The success of these efforts has led to a right-wing backlash against the ballot initiative process. Conservative legislatures have, in some cases, tried to override the will of the voters by attempting to undermine aspects of the measures. Republican officials are also leading attacks on the ballot initiative process itself, proposing laws that would introduce supermajority requirements or make the process more cumbersome in hopes of complicating or severely limiting the public’s ability to bring issues directly to voters.
South Dakota primary voters defeated one such attempted sabotage in June, overwhelmingly rejecting a GOP measure aimed at blocking the passage of Medicaid expansion in November. The Republican measure, known as constitutional “Amendment C,” would have raised the threshold for any ballot initiative that would “increase taxes or fees” or “require the state to appropriate $10 million or more in the first five fiscal years” from a simple majority to 60 percent. It was pushed by state lawmakers and bankrolled by the Koch brothers’ Americans for Prosperity. Despite drawing support from powerful corporate interests, the Republican scheme to derail Medicaid expansion was defeated by more than two-thirds of voters.
“They have been really transparent that they don’t think that they can win with voters on election day on this issue,” Hall said. “They decided to pull a sort of sneak attack with Amendment C, which was to say, rather than fighting against Medicaid expansion on the merits come November, we’re going to try to put something on the ballot in June that would change the rules of the game.”

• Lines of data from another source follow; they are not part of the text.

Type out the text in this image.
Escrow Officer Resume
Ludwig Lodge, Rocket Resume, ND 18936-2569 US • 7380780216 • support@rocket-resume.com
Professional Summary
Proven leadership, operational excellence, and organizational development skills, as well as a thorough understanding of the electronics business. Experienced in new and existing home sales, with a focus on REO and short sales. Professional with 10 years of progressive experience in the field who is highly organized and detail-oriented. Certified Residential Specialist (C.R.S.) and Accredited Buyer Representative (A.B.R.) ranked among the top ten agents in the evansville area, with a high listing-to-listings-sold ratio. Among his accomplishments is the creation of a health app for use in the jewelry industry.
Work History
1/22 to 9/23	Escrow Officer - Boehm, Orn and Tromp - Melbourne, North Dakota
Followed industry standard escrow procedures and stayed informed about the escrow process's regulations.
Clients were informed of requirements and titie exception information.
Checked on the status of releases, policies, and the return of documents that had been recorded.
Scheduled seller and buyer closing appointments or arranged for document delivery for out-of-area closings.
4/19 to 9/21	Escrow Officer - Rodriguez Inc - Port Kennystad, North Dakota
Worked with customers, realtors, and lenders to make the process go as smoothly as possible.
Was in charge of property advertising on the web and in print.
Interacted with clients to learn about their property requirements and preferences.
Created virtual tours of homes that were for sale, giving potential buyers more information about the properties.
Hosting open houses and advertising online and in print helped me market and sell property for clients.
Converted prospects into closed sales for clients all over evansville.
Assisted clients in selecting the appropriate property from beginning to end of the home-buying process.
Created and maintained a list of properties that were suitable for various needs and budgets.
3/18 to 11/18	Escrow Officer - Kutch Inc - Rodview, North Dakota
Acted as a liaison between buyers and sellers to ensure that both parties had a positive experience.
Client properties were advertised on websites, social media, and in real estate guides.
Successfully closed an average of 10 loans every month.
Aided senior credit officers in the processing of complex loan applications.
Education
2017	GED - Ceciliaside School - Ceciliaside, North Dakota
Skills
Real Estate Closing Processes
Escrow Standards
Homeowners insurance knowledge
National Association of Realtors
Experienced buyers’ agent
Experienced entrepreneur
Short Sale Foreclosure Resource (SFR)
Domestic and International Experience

Brian Bengs, the Democratic nominee for Senate in South Dakota, supports Medicaid expansion, and has made health care a key issue in his campaign against longtime Sen. John Thune. As the third-ranking Republican in the Senate, Thune was central to the GOP’s attempt to repeal the Affordable Care Act in 2017, which ultimately failed. Most recently, Thune, who has raked in tens of thousands of dollars from Big Pharma and other corporate interests, joined his party to vote against the PACT Act, a bill to expand health care benefits for veterans exposed to toxic burn pits, and to block a proposal that would have capped the price of insulin at $35 a month.